GNU Radio
The free & open software radio ecosystem
The free & open software radio ecosystem
GNU Radio is a free & open-source software development toolkit that provides signal processing blocks to implement software radios. It can be used with readily-available low-cost external RF hardware to create software-defined radios, or without hardware in a simulation-like environment. It is widely used in research, industry, academia, government, and hobbyist environments to support both wireless communications research and real-world radio systems.
In brief, a software radio is a radio system which performs the required signal processing in software instead of using dedicated integrated circuits in hardware. The benefit is that since software can be easily replaced in the radio system, the same hardware can be used to create many kinds of radios for many different communications standards; thus, one software radio can be used for a variety of applications!
You can use GNU Radio to write applications to receive and transmit data with radio hardware, or to create entirely simulation-based applications.
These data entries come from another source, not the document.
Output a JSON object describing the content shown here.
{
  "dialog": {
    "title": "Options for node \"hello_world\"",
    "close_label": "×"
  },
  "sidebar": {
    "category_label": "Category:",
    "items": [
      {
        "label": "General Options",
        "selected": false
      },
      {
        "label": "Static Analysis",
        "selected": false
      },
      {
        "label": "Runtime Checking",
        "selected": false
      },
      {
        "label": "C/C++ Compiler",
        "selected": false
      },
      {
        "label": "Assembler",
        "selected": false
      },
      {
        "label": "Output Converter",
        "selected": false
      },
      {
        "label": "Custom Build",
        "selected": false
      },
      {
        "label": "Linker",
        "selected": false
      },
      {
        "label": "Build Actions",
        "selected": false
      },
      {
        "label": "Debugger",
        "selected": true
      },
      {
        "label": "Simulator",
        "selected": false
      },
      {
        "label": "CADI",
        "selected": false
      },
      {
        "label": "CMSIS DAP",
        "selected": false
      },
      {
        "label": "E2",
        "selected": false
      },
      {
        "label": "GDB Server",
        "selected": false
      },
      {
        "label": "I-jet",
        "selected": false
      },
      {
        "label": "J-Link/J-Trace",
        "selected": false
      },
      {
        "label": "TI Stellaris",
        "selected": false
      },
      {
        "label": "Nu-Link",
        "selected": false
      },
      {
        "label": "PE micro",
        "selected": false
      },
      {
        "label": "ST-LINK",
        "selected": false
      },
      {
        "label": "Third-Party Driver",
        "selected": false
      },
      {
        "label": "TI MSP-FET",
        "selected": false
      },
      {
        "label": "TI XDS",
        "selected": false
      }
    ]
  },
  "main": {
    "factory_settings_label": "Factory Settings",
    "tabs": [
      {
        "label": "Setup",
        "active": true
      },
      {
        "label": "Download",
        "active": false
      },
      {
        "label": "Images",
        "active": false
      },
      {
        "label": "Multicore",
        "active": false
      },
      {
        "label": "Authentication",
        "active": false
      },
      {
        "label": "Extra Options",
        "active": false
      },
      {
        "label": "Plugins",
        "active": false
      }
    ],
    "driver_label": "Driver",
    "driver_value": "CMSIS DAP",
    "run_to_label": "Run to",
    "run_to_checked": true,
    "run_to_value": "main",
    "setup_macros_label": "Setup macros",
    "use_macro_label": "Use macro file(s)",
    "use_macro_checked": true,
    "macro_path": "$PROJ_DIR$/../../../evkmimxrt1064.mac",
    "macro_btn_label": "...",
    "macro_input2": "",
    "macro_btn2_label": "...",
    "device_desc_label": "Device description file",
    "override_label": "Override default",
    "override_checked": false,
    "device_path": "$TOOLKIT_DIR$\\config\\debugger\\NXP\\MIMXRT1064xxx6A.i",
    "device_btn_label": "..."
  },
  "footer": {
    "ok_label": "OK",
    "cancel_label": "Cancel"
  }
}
GNU Radio has filters, channel codes, synchronization elements, equalizers, demodulators, vocoders, decoders, and many other types of blocks which are typically found in signal processing systems. More importantly, it includes a method of connecting these blocks and then manages how data is passed from one block to another. Extending GNU Radio is also quite easy; if you find a specific block that is missing, you can quickly create and add it.
GNU Radio applications can be written in either C++ or Python, while the performance-critical signal processing path is implemented in C++ using processor floating-point extensions where available. This enables the developer to implement real-time, high-throughput radio systems in a simple-to-use, rapid-application-development environment.